While we agree that the state should document the predictive validity of the grade-three test in question, it is important to recognize that it is fairly easy to demonstrate such validity. Predictive validity is often established by computing a correlation coefficient reflecting the statistical relationship between a predictor variable and a criterion variable. Quite honestly, a reliable test of reading will correlate reasonably well with other reliable academic measures, including tests in other subjects, school grades, and especially other reading measures.
Even with acceptable, predictive validity in terms of a correlation coefficient or expectancy table, predictions are not always borne out. As the question notes, some students who failed a third-grade reading test still “did fine” in the fourth grade. While we question what “did fine” means, we have no doubt that some students who failed the third-grade test passed both the fourth grade and fourth-grade tests. This would be the case no matter how strong the predictive validity coefficient was. Some of these students may have improved their academic skills significantly, and others may have just squeaked by.
Take a look at the scatterplot below.

This scatterplot shows a reasonable correlation between a grade-three reading test and a grade-four teacher’s grades. The vertical dashed line represents the passing score on the grade three test, while the horizontal dashed line represents the passing grade from the fourth-grade teacher. Students represented by dots to the left of the vertical dashed line and above the horizontal dashed line failed the predictor measure but “did fine” in the fourth grade. While this diagram is not based on real data, the situation is what would be depicted if real data were used. A state can establish acceptable predictive validity and apply the consequences associated with a high-stakes decision based on test scores, all with the understanding that some students who failed the predictor test could have passed the criterion measure. That’s the reality when it comes to statistical correlations, test scores and passing scores, predictive validity, etc.
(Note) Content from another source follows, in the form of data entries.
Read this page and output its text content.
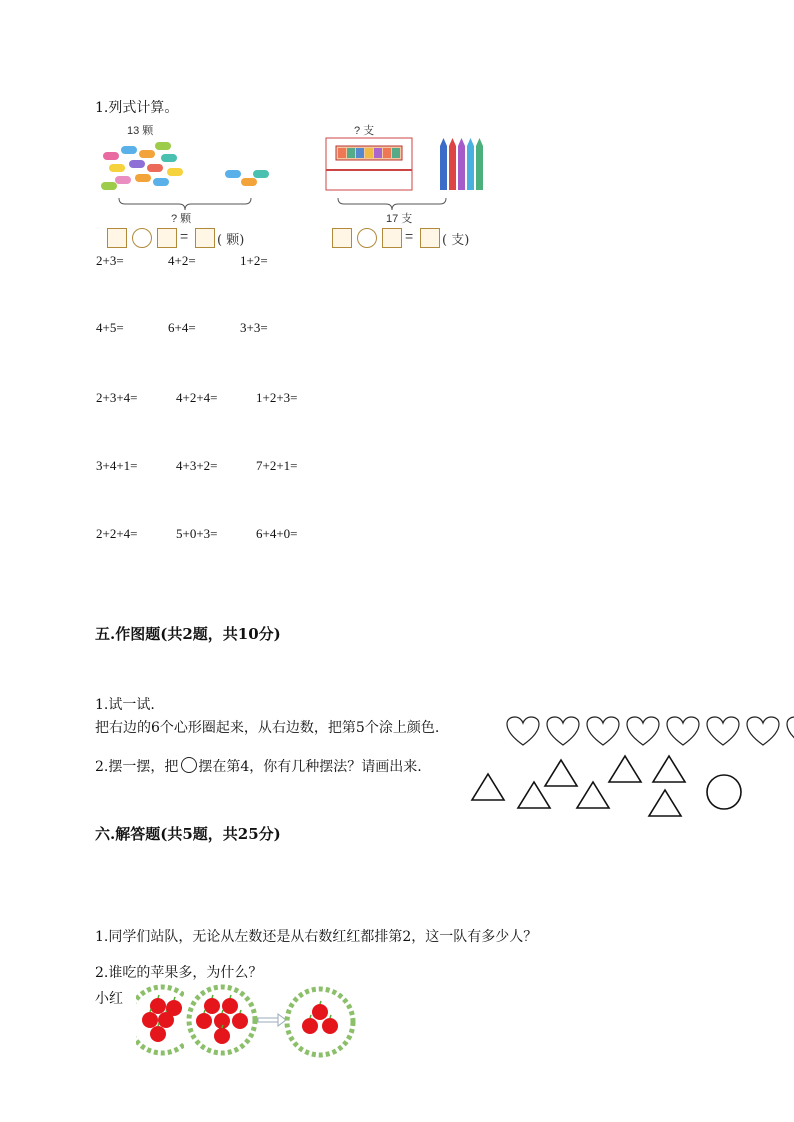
1.列式计算。
13 颗
? 颗
= ( 颗)
? 支
17 支
= ( 支)
2+3=	4+2=	1+2=
4+5=	6+4=	3+3=
2+3+4=	4+2+4=	1+2+3=
3+4+1=	4+3+2=	7+2+1=
2+2+4=	5+0+3=	6+4+0=
五.作图题(共2题，共10分)
1.试一试.
把右边的6个心形圈起来，从右边数，把第5个涂上颜色.
2.摆一摆，把 摆在第4，你有几种摆法？请画出来.
六.解答题(共5题，共25分)
1.同学们站队，无论从左数还是从右数红红都排第2，这一队有多少人？
2.谁吃的苹果多，为什么？
小红
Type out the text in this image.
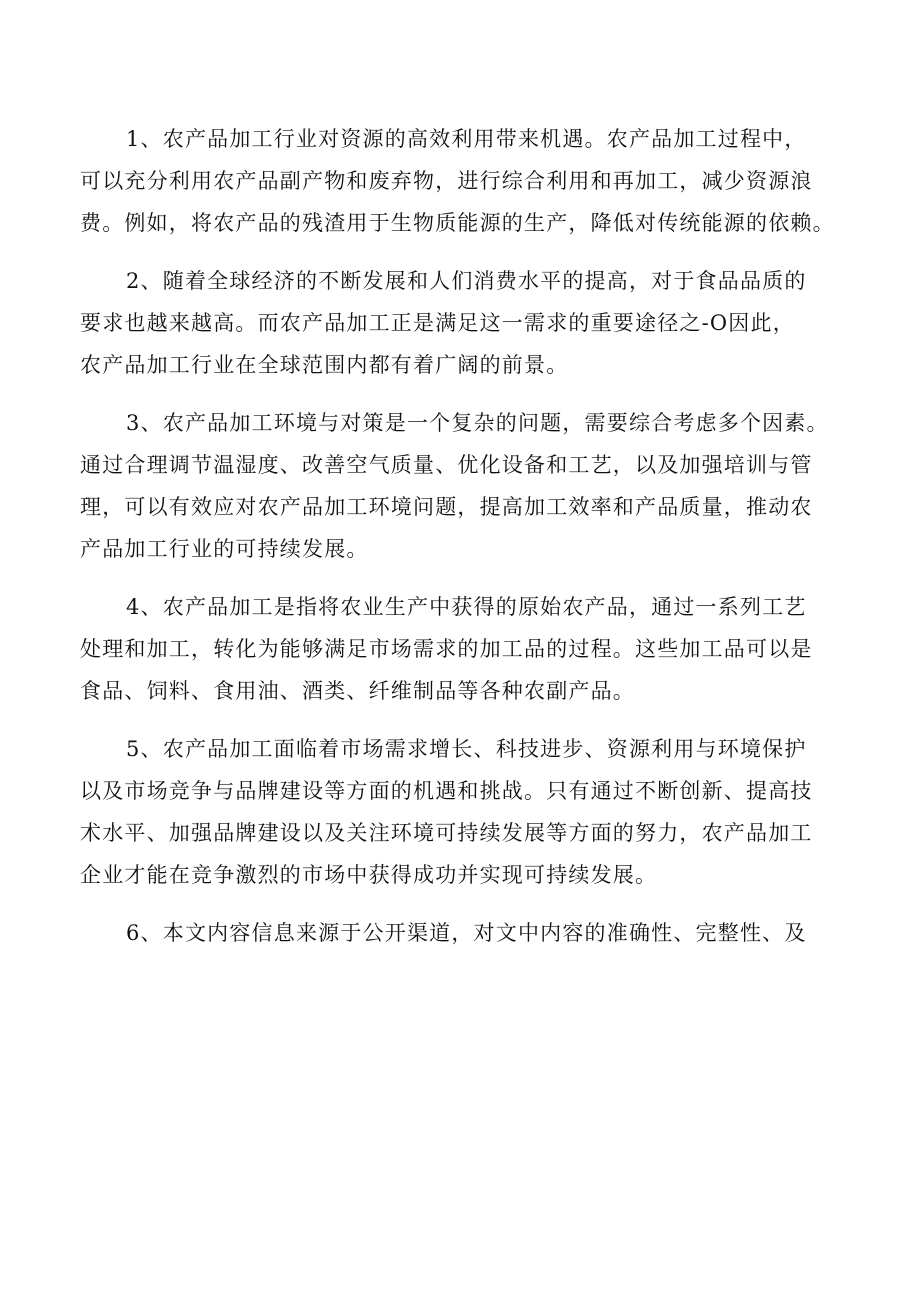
1、农产品加工行业对资源的高效利用带来机遇。农产品加工过程中，
可以充分利用农产品副产物和废弃物，进行综合利用和再加工，减少资源浪
费。例如，将农产品的残渣用于生物质能源的生产，降低对传统能源的依赖。

2、随着全球经济的不断发展和人们消费水平的提高，对于食品品质的
要求也越来越高。而农产品加工正是满足这一需求的重要途径之-O因此，
农产品加工行业在全球范围内都有着广阔的前景。

3、农产品加工环境与对策是一个复杂的问题，需要综合考虑多个因素。
通过合理调节温湿度、改善空气质量、优化设备和工艺，以及加强培训与管
理，可以有效应对农产品加工环境问题，提高加工效率和产品质量，推动农
产品加工行业的可持续发展。

4、农产品加工是指将农业生产中获得的原始农产品，通过一系列工艺
处理和加工，转化为能够满足市场需求的加工品的过程。这些加工品可以是
食品、饲料、食用油、酒类、纤维制品等各种农副产品。

5、农产品加工面临着市场需求增长、科技进步、资源利用与环境保护
以及市场竞争与品牌建设等方面的机遇和挑战。只有通过不断创新、提高技
术水平、加强品牌建设以及关注环境可持续发展等方面的努力，农产品加工
企业才能在竞争激烈的市场中获得成功并实现可持续发展。

6、本文内容信息来源于公开渠道，对文中内容的准确性、完整性、及
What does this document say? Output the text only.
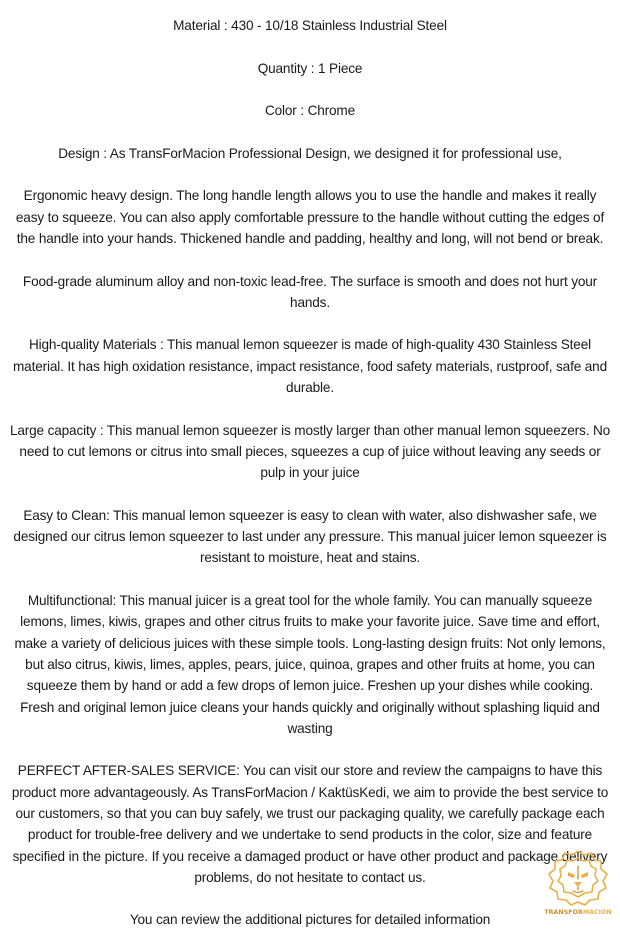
Material : 430 - 10/18 Stainless Industrial Steel

Quantity : 1 Piece

Color : Chrome

Design : As TransForMacion Professional Design, we designed it for professional use,

Ergonomic heavy design. The long handle length allows you to use the handle and makes it really easy to squeeze. You can also apply comfortable pressure to the handle without cutting the edges of the handle into your hands. Thickened handle and padding, healthy and long, will not bend or break.

Food-grade aluminum alloy and non-toxic lead-free. The surface is smooth and does not hurt your hands.

High-quality Materials : This manual lemon squeezer is made of high-quality 430 Stainless Steel material. It has high oxidation resistance, impact resistance, food safety materials, rustproof, safe and durable.

Large capacity : This manual lemon squeezer is mostly larger than other manual lemon squeezers. No need to cut lemons or citrus into small pieces, squeezes a cup of juice without leaving any seeds or pulp in your juice

Easy to Clean: This manual lemon squeezer is easy to clean with water, also dishwasher safe, we designed our citrus lemon squeezer to last under any pressure. This manual juicer lemon squeezer is resistant to moisture, heat and stains.

Multifunctional: This manual juicer is a great tool for the whole family. You can manually squeeze lemons, limes, kiwis, grapes and other citrus fruits to make your favorite juice. Save time and effort, make a variety of delicious juices with these simple tools. Long-lasting design fruits: Not only lemons, but also citrus, kiwis, limes, apples, pears, juice, quinoa, grapes and other fruits at home, you can squeeze them by hand or add a few drops of lemon juice. Freshen up your dishes while cooking. Fresh and original lemon juice cleans your hands quickly and originally without splashing liquid and wasting

PERFECT AFTER-SALES SERVICE: You can visit our store and review the campaigns to have this product more advantageously. As TransForMacion / KaktüsKedi, we aim to provide the best service to our customers, so that you can buy safely, we trust our packaging quality, we carefully package each product for trouble-free delivery and we undertake to send products in the color, size and feature specified in the picture. If you receive a damaged product or have other product and package delivery problems, do not hesitate to contact us.

You can review the additional pictures for detailed information	TRANSFORMACION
Assuming the state can readily establish predictive validity, the problem remains that test scores are estimates of some underlying proficiency and, as such, have a degree of error in them. It is for that reason that the “Standards for Educational and Psychological Testing” makes several suggestions in conjunction with the use of test scores for making important decisions regarding individual students. The first is that students should be given multiple testing opportunities. That is, retesting should be accommodated, preferably with time for remediation between test administrations. (A proficient student is unlikely to fail a test repeatedly just due to measurement error.) Second, alternative forms (approaches) of tests should be available to some students who may be better able to demonstrate their skills through varying testing modes. Third, additional information should be allowed to be used in the high-stakes decision. For example, it could be that a student who failed the state test but throughout the school year consistently outperformed a number of students who passed the state test, should be allowed to move on to the next grade based on this additional information presented through an appeals process.
As for what parents can do, they can contact the student assessment staff at the state department of education and ask if there are
- opportunities for retesting before the consequences of failing the test are applied,
- alternative modes of testing that would be appropriate for your child or others, and
- appeals processes that allow other information to be used in the decision about promotion to the fourth grade.